Kembali di legian street, aku menawarkan untuk memilih nongkrong di sebuah balkon minimart, tepat di sisi monumen. Minimart di sepanjang jalan kawasan wisata di Bali biasanya menyediakan beberapa kursi di berandanya. Hanya kisaran empat hingga enam kursi saja, disesuaikan area minimart yang memang biasanya berukuran mini. Entahlah apakah kedua  partnerku kali ini merasa nyaman dengan tawaranku atau tidak. Mereka mengiyakan saja. Bagaimana tidak, diantara kawasan tempat nongkrong modern dengan suguhan beraneka ragam minuman dan pramusaji yang aduhai, aku malah memilih sebuah balkon di lantai dua minimart dengan menu softdrink ala anak-anak santri. Sebutlah minuman dingin rasa jeruk, vanila atau cokelat. Atau sekaleng kopi instant yang sudah mendekam di lemari pendingin.


Dari tempat inilah aku melihat arus manusia dari hulu ke hilir, dari barat ke timur, dari orang barat hingga orang timur.  Kedua partnerku terlihat begitu asik dengan gadget, sosmed atau game-nya, sebuah aktivitas yang sudah lama aku tinggalkan apalagi disaat-saat ‘kebersamaan’ seperti ini. Aku memilih meneguk sedikit minuman dingin, lalu kembali melihat aktivitas manusia di depanku. Balkon ini sepertinya bekas sebuah café atau kedai fastfood. Sebetulnya kami menaksir untuk bisa nongkrong di teras depan minimart itu, tapi karena penuh, kami disarankan pramuniaga untuk ke lantai dua. Di lantai dua, memang sebuah bangunan kosong, namun masih terdapat meja dan kursi. Beberapa orang juga terlihat di tempat itu. Termasuk di balkon tempat kami membunuh waktu saat itu.

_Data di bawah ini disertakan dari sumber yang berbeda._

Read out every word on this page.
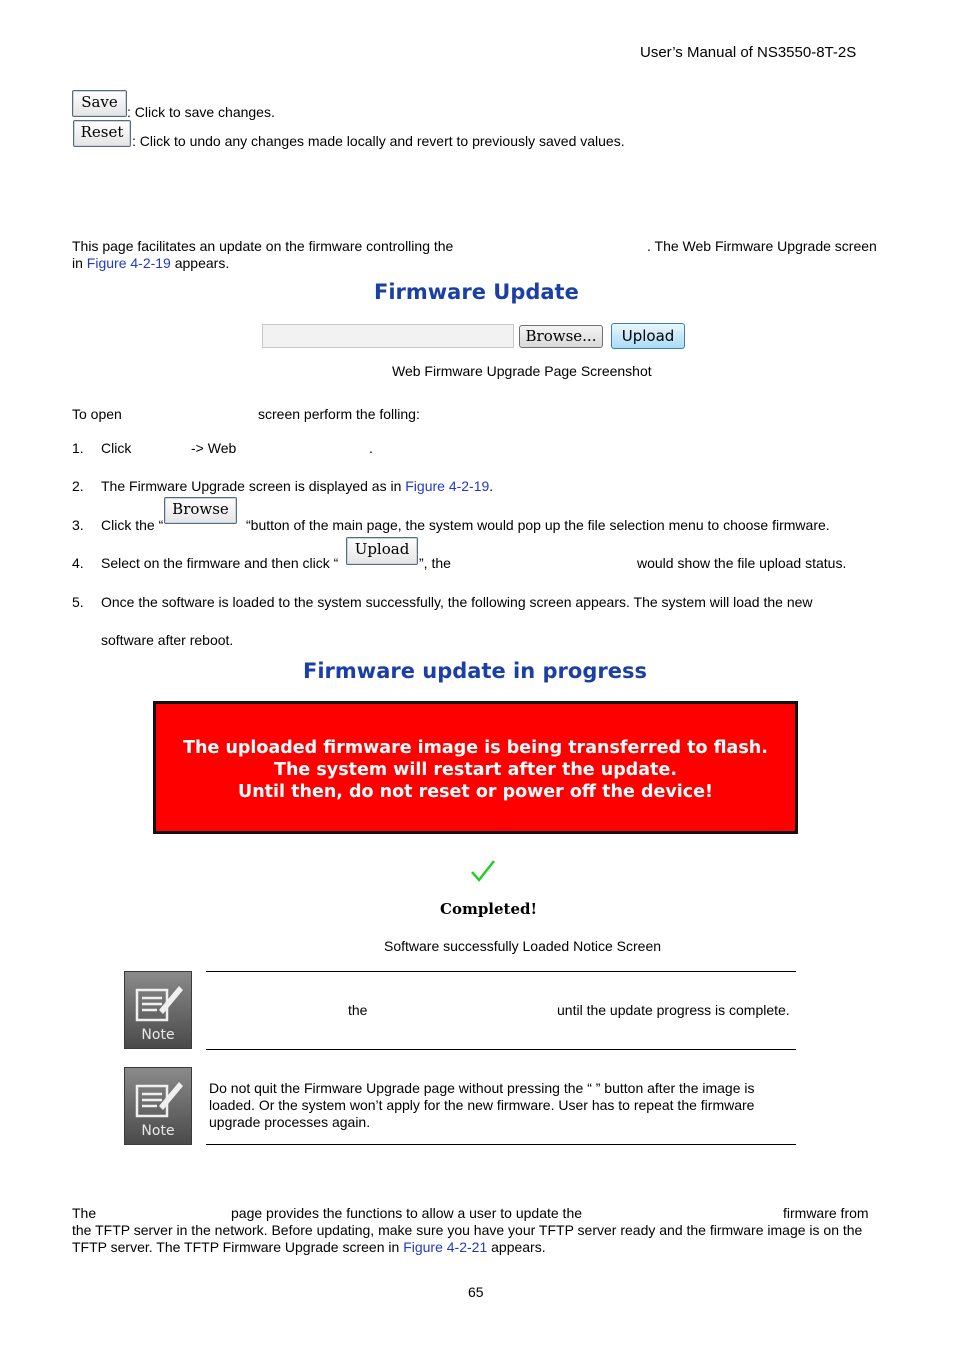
User’s Manual of NS3550-8T-2S
Save
: Click to save changes.
Reset : Click to undo any changes made locally and revert to previously saved values.
This page facilitates an update on the firmware controlling the	. The Web Firmware Upgrade screen
in Figure 4-2-19 appears.
Firmware Update
Browse...	Upload
Web Firmware Upgrade Page Screenshot
To open	screen perform the folling:
1. Click	-> Web	.
2. The Firmware Upgrade screen is displayed as in Figure 4-2-19.
3. Click the “
Browse
“button of the main page, the system would pop up the file selection menu to choose firmware.
4. Select on the firmware and then click “
Upload
”, the	would show the file upload status.
5. Once the software is loaded to the system successfully, the following screen appears. The system will load the new
software after reboot.
Firmware update in progress
The uploaded firmware image is being transferred to flash.
The system will restart after the update.
Until then, do not reset or power off the device!
Completed!
Software successfully Loaded Notice Screen
Note
the	until the update progress is complete.
Note
Do not quit the Firmware Upgrade page without pressing the “ ” button after the image is
loaded. Or the system won’t apply for the new firmware. User has to repeat the firmware
upgrade processes again.
The	page provides the functions to allow a user to update the	firmware from
the TFTP server in the network. Before updating, make sure you have your TFTP server ready and the firmware image is on the
TFTP server. The TFTP Firmware Upgrade screen in Figure 4-2-21 appears.
65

Dari balkon, masih terlihat dua menara dari permainan adrenalin baru berlabel gethigh5GH. Sebuah permainan yang melempar peminatnya hingga di ketinggian. Sejenis rollercoster atau bungyjumping. Di seberang minimart ini, atau lebih tepatnya berada di depanku saat itu adalah sebuah lahan kosong tempat parkir milik pub tertentu. Di kedua sisinya ada outlet Polo dan Guardian Pharmacy, sementara di sudut trotoarnya ada ibu penjual nasi pincuk dan seorang bapak penjual kacang rebus. Kuperhatikan, penjual nasi pincuk memang mengambil lokasi berjualan di tempat itu, sementara si penjual kacang rebus sepertinya tidak menetap.


Entah berapa ratus manusia yang sudah terekam di mataku sejak aku ‘nongkrong’ di tempat ‘nongkrong’ ini. Mulai yang berkulit putih, hingga berambut putih. Mulai yang bercelana pendek hingga berkaki pendek. Atau yang sedang menenteng sebotol Captain Morgan hingga sekaleng Adem Sari. Aku hanya ikut tersenyum bahagia ketika si penjual nasi pincuk kedatangan pelanggan, atau tersenyum prihatin mendengar turis lokal yang lebih memilih kata ‘sorry’ daripada kata ‘maaf’ saat berpaspasan dengan sesama turis lokal. Sedih, bahagia, suntuk, ribut, sepi, musik, asing, senyum, minum, hape, lampu, klakson, paha, dan begitu banyak kosakata yang berbaur dalam satu frame sekaligus. Aku tentu saja bukan Jati Wesi atau Tanaya Suma dalam buku Dee Lestari yang bisa membaui semua itu, namun setidaknya satu objek kecil kali ini menjadi catatan tersendiri buatku.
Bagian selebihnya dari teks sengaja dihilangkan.